Rechtsfolgen bei Verstößen
Verstöße können unter anderem führen zu:
- Rückforderung unzulässiger Leistungen
- arbeitsgerichtlichen Verfahren
- Unterlassungsansprüchen
- Schadensersatzansprüchen
- strafrechtlichen Folgen in besonderen Fällen nach §119 BetrVG
Typische Arbeitgeberfehler
- Gehaltserhöhungen allein wegen des Betriebsratsamtes
- ungerechtfertigte Beförderungen
- Sonderprämien zur Beeinflussung
- persönliche Vergünstigungen
- bevorzugte Behandlung ohne sachlichen Grund
Typische Fehler von Betriebsräten
- unzulässige Vorteile annehmen
- fehlende Transparenz
- Interessenkonflikte nicht offenlegen
- Gleichbehandlungsgrundsatz außer Acht lassen
Praxisbeispiel
Ein Arbeitgeber gewährt dem Betriebsratsvorsitzenden einen höherwertigen Dienstwagen, obwohl dessen Tätigkeit dies nicht rechtfertigt und vergleichbare Beschäftigte keinen entsprechenden Anspruch haben.

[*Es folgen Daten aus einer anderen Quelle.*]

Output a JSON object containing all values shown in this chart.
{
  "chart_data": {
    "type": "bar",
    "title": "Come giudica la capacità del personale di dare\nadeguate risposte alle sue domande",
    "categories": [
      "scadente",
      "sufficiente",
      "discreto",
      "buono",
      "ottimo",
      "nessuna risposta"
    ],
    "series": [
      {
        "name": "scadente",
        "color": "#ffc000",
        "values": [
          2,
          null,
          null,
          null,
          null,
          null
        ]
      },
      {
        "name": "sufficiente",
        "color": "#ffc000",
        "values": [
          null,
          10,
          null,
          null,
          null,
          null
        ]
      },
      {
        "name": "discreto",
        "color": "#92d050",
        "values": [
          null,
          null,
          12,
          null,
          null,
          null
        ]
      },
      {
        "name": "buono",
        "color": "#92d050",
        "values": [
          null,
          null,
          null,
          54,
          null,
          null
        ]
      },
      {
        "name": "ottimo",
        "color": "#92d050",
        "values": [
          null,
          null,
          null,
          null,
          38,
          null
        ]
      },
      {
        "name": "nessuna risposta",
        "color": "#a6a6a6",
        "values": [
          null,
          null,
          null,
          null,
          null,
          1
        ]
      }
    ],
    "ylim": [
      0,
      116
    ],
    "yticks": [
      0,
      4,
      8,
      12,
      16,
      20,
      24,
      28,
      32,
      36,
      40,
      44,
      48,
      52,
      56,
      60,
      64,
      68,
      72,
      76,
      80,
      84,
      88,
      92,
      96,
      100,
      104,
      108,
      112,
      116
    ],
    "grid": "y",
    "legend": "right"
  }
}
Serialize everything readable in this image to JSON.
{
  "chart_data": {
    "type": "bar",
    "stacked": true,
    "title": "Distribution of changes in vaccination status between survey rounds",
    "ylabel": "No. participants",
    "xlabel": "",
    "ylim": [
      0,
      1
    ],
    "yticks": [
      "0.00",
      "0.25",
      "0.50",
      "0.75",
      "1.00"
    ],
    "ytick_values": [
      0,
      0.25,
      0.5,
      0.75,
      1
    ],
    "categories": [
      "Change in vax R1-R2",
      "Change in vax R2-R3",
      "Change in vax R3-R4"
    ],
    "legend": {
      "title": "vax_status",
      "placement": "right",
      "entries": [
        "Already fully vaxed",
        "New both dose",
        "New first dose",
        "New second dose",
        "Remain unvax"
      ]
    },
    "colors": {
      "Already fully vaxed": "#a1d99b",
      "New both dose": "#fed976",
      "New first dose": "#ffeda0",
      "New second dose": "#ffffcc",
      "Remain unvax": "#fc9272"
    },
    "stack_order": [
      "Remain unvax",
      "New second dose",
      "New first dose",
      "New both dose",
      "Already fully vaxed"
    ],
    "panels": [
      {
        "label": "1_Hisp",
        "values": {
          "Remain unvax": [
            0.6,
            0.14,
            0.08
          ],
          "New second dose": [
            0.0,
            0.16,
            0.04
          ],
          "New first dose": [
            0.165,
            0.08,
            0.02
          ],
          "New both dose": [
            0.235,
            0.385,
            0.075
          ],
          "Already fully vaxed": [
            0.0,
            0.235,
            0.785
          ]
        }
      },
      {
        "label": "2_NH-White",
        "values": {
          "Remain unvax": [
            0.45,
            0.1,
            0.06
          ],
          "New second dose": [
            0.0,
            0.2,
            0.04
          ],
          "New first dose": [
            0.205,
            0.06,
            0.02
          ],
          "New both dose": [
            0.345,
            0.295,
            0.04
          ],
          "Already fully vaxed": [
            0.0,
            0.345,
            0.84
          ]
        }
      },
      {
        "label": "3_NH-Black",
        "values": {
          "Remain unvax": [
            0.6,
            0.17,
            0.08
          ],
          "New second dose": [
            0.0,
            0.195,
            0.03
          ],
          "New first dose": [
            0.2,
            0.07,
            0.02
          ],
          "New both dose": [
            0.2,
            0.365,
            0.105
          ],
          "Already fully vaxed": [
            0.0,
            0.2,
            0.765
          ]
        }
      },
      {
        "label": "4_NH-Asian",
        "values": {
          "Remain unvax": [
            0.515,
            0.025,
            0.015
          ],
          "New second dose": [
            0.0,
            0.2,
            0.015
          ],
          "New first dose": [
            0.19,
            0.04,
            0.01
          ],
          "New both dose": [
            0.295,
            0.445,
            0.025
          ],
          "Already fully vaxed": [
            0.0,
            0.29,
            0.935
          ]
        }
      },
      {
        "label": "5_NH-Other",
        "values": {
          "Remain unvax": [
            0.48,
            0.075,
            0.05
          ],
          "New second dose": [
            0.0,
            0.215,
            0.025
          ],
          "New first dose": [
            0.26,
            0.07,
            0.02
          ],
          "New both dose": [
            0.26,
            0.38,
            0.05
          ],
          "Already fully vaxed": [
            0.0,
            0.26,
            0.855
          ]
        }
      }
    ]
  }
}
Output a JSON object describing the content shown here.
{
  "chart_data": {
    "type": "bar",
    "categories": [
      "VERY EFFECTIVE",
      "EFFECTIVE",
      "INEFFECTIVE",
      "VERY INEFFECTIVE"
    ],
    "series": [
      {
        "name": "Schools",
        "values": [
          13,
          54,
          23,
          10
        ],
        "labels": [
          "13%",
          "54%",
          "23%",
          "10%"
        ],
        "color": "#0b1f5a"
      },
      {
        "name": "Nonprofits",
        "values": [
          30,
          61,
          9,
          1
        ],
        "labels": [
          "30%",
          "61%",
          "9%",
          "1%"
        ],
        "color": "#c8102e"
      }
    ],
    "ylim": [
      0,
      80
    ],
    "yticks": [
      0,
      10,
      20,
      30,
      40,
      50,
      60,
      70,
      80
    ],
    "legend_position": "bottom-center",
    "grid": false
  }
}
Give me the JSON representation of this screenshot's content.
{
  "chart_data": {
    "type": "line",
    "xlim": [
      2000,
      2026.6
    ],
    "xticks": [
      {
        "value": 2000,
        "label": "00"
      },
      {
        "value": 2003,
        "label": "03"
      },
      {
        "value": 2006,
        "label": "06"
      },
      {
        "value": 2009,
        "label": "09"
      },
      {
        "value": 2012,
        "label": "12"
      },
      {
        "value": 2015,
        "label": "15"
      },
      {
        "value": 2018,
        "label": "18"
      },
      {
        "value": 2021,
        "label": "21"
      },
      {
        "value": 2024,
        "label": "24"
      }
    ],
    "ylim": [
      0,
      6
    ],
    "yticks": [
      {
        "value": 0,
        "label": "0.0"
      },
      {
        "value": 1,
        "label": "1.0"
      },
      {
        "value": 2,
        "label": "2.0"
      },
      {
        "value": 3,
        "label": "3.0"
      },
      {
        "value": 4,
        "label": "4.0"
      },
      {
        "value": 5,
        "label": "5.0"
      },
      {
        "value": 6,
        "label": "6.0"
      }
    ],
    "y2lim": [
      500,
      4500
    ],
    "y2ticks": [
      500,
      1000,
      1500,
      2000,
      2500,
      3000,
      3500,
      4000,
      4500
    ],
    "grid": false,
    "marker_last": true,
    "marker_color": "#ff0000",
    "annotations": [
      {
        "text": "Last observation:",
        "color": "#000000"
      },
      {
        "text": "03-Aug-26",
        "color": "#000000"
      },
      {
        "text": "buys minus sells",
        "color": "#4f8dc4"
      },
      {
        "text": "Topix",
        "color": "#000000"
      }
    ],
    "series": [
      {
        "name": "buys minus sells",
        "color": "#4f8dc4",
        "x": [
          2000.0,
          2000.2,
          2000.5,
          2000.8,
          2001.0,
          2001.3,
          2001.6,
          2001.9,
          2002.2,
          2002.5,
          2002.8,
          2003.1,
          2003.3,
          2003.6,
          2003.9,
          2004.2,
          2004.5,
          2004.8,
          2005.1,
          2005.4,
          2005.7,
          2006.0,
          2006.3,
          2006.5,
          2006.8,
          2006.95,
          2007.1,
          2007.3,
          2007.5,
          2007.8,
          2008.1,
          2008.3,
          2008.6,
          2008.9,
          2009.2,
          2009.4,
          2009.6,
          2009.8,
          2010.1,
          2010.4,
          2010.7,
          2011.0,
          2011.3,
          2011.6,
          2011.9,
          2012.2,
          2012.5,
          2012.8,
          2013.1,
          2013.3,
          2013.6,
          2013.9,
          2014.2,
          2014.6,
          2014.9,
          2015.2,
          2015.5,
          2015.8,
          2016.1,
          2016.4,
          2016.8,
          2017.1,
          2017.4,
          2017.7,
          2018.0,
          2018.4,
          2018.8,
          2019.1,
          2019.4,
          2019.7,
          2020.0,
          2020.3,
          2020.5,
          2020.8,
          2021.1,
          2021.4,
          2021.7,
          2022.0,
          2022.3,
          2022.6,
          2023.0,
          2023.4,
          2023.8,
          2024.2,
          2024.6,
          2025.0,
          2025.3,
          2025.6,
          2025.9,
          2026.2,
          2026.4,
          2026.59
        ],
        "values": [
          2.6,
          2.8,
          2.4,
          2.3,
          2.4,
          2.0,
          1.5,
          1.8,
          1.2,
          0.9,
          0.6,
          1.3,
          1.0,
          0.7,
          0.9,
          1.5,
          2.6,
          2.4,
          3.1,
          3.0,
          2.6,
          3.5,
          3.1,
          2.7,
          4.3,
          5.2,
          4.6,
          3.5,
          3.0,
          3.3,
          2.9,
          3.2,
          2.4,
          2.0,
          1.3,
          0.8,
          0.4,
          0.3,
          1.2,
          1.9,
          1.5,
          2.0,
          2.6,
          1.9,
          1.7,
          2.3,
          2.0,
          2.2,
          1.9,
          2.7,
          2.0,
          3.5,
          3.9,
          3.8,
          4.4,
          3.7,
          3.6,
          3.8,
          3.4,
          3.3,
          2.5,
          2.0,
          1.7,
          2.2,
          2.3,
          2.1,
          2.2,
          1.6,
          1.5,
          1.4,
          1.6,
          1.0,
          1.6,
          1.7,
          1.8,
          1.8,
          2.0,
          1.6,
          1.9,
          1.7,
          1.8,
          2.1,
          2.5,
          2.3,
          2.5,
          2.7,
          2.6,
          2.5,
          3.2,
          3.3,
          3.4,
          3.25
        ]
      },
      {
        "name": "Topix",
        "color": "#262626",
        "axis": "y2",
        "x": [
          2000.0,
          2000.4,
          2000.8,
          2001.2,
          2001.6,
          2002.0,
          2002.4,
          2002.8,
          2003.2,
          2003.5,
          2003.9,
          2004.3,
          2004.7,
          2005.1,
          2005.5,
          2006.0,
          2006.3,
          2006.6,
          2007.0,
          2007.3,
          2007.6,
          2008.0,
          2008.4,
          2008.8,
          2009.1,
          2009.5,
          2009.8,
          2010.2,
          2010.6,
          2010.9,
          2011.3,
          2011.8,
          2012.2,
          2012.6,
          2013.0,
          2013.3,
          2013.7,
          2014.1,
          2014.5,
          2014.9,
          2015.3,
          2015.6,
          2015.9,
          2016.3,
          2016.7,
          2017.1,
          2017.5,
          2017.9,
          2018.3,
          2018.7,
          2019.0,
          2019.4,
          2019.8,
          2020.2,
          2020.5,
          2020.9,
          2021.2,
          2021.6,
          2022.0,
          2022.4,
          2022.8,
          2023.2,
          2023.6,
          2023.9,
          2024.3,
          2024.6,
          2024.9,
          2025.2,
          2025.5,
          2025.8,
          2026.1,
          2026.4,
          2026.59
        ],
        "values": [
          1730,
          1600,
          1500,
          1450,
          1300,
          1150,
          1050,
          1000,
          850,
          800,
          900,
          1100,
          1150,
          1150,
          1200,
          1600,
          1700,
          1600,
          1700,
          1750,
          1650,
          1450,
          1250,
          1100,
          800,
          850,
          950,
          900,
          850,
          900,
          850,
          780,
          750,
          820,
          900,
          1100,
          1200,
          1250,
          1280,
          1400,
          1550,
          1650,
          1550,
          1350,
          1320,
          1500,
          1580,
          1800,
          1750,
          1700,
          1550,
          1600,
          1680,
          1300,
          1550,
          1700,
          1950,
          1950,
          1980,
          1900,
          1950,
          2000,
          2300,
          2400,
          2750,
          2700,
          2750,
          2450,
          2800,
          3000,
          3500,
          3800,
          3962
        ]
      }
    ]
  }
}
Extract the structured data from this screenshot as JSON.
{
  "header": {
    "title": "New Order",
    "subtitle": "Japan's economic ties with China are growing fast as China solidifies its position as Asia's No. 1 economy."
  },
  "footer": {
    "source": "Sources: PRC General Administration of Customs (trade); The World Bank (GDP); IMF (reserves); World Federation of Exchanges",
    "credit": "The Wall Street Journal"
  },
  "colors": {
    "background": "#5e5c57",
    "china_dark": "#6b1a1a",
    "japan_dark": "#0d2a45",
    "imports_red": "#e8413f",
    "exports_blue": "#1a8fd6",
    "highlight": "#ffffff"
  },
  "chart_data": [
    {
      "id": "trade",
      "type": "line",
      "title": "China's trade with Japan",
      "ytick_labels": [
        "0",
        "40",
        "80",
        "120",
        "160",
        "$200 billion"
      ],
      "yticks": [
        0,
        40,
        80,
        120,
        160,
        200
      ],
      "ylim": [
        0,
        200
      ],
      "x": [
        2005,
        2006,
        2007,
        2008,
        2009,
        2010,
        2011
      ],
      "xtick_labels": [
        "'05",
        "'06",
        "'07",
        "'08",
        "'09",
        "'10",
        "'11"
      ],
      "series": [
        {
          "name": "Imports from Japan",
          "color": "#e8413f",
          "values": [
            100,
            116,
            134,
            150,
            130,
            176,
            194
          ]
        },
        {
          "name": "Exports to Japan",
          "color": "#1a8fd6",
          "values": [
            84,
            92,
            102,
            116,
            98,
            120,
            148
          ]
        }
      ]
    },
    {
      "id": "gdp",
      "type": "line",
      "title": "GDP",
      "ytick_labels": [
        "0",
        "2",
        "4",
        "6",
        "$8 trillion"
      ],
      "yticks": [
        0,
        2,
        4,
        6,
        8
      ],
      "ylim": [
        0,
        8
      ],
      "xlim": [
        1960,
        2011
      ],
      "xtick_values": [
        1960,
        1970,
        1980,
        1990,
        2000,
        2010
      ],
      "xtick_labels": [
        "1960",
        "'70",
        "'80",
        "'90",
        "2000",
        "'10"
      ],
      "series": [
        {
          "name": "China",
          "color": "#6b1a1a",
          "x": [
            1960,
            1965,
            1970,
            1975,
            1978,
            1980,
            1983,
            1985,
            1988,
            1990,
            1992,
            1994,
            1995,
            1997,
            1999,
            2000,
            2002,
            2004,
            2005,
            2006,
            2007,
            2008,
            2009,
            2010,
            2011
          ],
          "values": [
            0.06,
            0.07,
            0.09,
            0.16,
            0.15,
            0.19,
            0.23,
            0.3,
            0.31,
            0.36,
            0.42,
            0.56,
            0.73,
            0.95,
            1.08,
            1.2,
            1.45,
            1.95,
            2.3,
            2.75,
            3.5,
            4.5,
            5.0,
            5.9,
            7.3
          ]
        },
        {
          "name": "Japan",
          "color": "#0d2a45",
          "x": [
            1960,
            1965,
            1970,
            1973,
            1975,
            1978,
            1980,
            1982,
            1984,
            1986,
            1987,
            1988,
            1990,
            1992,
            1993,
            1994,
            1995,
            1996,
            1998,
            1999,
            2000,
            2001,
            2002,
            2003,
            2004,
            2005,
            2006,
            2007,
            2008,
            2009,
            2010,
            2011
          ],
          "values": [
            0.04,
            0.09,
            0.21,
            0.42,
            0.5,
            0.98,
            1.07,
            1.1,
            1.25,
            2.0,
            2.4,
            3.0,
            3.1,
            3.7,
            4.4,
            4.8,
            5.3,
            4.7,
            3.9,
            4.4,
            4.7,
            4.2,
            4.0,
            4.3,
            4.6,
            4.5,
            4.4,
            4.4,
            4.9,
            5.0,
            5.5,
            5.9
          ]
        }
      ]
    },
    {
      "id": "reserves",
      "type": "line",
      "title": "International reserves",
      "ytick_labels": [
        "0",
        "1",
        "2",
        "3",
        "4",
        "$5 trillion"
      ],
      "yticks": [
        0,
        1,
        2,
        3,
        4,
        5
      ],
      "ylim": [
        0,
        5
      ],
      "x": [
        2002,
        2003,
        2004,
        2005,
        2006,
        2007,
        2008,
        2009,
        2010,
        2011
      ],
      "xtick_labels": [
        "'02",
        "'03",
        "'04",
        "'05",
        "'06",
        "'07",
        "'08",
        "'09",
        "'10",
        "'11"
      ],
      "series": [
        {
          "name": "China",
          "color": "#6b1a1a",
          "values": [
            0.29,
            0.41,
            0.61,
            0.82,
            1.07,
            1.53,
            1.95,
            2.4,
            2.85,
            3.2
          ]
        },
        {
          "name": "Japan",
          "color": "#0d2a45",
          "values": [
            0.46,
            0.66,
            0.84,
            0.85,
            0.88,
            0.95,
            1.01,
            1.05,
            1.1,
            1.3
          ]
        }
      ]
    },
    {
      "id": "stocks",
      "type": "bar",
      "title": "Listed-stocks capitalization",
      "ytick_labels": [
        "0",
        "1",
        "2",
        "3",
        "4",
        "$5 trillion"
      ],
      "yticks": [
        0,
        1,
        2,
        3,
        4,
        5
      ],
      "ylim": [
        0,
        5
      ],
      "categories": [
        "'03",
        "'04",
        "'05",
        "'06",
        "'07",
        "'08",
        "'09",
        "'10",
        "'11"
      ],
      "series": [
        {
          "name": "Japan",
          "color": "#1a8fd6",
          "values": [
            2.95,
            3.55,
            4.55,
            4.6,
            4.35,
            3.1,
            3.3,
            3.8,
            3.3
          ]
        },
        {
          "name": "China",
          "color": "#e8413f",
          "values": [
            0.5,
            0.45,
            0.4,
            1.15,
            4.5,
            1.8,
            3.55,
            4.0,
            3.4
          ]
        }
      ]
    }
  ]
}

Die bessere Ausstattung erfolgt ausschließlich wegen seiner Funktion als Betriebsratsvorsitzender.
Dies verstößt gegen das Begünstigungsverbot des §78 BetrVG, da der Vorteil unmittelbar an das Betriebsratsamt anknüpft.
Ablauf einer Prüfung
Vorteil
⬇️
Vergleich mit anderen Beschäftigten
⬇️
Sachlicher Grund vorhanden?
⬇️
Ja → zulässig
⬇️
Nein
⬇️
Verstoß gegen das Begünstigungsverbot
Verhältnis zu anderen Vorschriften
Vorschrift| Inhalt
§37 BetrVG| Ehrenamt und Arbeitsbefreiung
§38 BetrVG| Freistellung
§78 BetrVG| Benachteiligungs- und Begünstigungsverbot
§119 BetrVG| Strafvorschriften
Art. 3 GG| Gleichheitsgrundsatz
Merksatz
«Das Begünstigungsverbot untersagt jede Besserstellung eines Betriebsratsmitglieds, die allein wegen seiner Betriebsratstätigkeit erfolgt. Betriebsratsmitglieder dürfen weder benachteiligt noch bevorzugt werden, sondern müssen wie vergleichbare Beschäftigte behandelt werden.»
Bezug zu Knoten
- §37 BetrVG
- §38 BetrVG
- §78 BetrVG
- §119 BetrVG
- Benachteiligungsverbot
- Gleichbehandlung
- Betriebsrat
- Betriebsratsvorsitzender
- Freistellung Betriebsrat
- Arbeitsgericht
- Mitbestimmung
- Ehrenamt
- Arbeitsrecht
- Vertrauensvolle Zusammenarbeit
- Vertrauensleute
- Interessenvertretung
Praxisrelevanz
Das Begünstigungsverbot ist eine tragende Säule der unabhängigen Betriebsratsarbeit. Es verhindert, dass Arbeitgeber durch finanzielle oder berufliche Vorteile Einfluss auf Betriebsratsmitglieder nehmen. Gleichzeitig schützt es die Glaubwürdigkeit des Betriebsrats gegenüber der Belegschaft. In der Praxis spielt das Begünstigungsverbot insbesondere bei Gehaltsentwicklungen, Beförderungen, Prämien, Dienstwagenregelungen und der beruflichen Entwicklung freigestellter Betriebsratsmitglieder eine wichtige Rolle. Gemeinsam mit dem Benachteiligungsverbot stellt es sicher, dass das Betriebsratsamt weder Vor- noch Nachteile mit sich bringt, sondern ausschließlich dem Schutz der Beschäftigten dient.